DE SÉRIE: quando me vesti de esperança
o que pode ser “clichê” - quando nos colocamos no meio de um furacão e sentimos nossa respiração mais rarefeita diante de qualquer suspiro mais profundo(?). quando nos deixamos – permitimos- ser guiados por um impulso – uma vontade tão grande de deixar que palavras voem de nossa mente como se fosse imprescindível nos livrarmos de uma angústia entranhada, escondida, endurecida – em qualquer canto – e isso, nos faz sentir pequenos - como se esse sentimento fizesse parte de nossa pele ou órgão interno.
muito pior até – é como se isso tudo, fizesse parte do nosso cérebro e dessa forma– utilizasse mecanismos extremos para nos matar pouco a pouco.
longe de depressão, mas nesses últimos dois dias, tenho tentado expurgar com uma certa doçura até – esse vômito que como parasita, se grudou em mim.
vivenciei umas coisas, escutei umas palavras – que me fizeram sentir pequena - e isso de alguma forma acordou um demônio (!) - minha necessidade de saber que essas vivências, certas palavras, brigas – são desnecessárias.
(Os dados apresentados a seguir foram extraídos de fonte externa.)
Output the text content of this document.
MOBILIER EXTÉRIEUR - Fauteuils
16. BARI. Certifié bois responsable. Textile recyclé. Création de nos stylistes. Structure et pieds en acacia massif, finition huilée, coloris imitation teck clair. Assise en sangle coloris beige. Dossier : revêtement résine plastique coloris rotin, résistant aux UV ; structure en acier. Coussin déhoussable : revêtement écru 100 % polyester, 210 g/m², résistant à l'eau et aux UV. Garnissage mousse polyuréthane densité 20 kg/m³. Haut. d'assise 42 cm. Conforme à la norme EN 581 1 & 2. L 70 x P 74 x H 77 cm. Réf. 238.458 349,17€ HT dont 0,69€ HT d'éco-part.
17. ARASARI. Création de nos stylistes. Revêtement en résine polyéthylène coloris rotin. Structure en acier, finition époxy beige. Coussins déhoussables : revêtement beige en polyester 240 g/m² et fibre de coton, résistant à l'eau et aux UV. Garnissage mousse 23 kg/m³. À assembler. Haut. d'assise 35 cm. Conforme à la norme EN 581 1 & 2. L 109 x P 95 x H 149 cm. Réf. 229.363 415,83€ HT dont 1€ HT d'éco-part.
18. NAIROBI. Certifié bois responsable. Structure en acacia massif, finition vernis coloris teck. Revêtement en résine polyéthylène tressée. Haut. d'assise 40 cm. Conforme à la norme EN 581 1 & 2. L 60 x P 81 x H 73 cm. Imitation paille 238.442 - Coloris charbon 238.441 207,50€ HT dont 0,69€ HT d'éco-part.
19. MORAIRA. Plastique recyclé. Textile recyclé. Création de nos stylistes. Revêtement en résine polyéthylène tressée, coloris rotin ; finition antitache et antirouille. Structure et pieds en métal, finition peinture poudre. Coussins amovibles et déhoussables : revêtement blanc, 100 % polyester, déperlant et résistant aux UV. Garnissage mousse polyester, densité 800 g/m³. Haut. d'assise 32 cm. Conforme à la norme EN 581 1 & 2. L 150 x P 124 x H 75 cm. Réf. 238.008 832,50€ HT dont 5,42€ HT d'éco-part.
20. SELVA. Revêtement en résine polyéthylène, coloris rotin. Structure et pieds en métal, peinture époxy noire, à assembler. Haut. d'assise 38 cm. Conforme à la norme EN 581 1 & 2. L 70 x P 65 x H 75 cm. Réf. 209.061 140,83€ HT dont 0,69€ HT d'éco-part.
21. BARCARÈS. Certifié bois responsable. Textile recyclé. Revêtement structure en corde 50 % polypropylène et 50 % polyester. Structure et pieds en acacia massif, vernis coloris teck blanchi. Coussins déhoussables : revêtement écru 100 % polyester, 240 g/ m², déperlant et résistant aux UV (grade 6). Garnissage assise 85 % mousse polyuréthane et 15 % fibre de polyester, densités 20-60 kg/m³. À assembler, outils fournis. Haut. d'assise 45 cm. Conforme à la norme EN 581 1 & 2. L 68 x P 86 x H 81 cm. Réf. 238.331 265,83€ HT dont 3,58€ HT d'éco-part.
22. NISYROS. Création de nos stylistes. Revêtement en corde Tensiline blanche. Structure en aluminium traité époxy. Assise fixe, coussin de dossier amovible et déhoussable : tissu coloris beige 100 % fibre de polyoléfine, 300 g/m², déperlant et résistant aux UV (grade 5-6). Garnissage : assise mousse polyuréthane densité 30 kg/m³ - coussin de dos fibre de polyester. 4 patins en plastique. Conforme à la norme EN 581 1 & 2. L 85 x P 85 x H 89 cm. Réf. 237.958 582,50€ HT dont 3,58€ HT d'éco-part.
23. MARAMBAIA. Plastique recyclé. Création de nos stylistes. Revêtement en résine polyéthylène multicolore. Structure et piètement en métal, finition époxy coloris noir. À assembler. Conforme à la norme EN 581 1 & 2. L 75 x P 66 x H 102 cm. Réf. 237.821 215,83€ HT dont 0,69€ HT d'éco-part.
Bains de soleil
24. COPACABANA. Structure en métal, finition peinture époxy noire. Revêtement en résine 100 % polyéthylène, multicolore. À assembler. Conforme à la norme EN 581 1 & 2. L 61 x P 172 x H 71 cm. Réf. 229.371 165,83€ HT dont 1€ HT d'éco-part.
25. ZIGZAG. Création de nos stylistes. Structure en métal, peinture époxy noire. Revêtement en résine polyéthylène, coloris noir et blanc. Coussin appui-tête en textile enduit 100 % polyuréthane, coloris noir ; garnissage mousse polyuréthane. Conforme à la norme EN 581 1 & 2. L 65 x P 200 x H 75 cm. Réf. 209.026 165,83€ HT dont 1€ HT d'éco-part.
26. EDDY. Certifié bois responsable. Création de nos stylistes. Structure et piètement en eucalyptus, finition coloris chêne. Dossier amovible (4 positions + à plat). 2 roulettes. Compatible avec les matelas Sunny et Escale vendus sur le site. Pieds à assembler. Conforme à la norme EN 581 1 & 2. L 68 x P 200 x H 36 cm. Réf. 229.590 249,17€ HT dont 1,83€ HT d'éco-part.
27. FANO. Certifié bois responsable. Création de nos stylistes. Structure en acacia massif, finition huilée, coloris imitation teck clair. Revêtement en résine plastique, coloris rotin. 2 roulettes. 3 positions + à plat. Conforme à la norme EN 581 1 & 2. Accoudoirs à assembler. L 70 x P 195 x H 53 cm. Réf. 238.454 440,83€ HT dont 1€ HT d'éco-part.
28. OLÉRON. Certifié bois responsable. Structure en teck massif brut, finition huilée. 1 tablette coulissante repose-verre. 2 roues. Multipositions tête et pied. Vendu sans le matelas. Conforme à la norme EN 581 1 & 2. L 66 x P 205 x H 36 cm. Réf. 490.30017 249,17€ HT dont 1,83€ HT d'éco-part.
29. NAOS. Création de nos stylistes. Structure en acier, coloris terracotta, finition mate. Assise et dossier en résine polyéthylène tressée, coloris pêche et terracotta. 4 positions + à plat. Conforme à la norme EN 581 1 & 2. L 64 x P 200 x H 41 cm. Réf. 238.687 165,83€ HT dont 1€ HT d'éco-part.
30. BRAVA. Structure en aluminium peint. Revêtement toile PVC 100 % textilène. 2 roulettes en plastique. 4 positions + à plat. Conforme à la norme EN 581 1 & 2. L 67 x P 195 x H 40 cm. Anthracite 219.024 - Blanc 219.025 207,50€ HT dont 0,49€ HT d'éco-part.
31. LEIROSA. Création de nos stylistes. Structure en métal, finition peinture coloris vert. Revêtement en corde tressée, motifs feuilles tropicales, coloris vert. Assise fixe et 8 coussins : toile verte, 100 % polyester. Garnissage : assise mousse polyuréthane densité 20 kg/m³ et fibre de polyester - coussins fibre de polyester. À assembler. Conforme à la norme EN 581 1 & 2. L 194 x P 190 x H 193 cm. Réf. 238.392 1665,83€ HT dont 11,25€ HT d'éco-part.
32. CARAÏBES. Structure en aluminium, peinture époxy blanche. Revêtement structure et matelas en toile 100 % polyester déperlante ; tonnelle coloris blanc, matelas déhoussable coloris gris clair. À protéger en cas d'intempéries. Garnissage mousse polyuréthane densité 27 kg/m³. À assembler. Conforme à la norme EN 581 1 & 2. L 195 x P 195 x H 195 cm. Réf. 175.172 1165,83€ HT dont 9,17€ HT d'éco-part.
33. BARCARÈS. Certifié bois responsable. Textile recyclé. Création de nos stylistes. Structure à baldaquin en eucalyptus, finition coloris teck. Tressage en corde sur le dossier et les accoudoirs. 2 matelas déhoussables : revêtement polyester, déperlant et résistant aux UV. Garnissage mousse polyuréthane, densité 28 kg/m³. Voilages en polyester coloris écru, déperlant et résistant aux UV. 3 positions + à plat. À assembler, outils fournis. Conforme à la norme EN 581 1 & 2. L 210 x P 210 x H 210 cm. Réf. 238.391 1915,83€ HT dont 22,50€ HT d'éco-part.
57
como para me desintoxicar – de um vício que me consumia – pensei em como essas palavras, dizeres me faziam e fizeram mal.
uma incoerência, prepotência tão enormes sabe – uma cegueira tão maldosa- tão vil – dentro de uma convivência com alguém como eu, que dá extremo valor às palavras – e meu eu ter que ouvir que palavras não são importantes... isso despertou minha ira e agora me visto de esperança.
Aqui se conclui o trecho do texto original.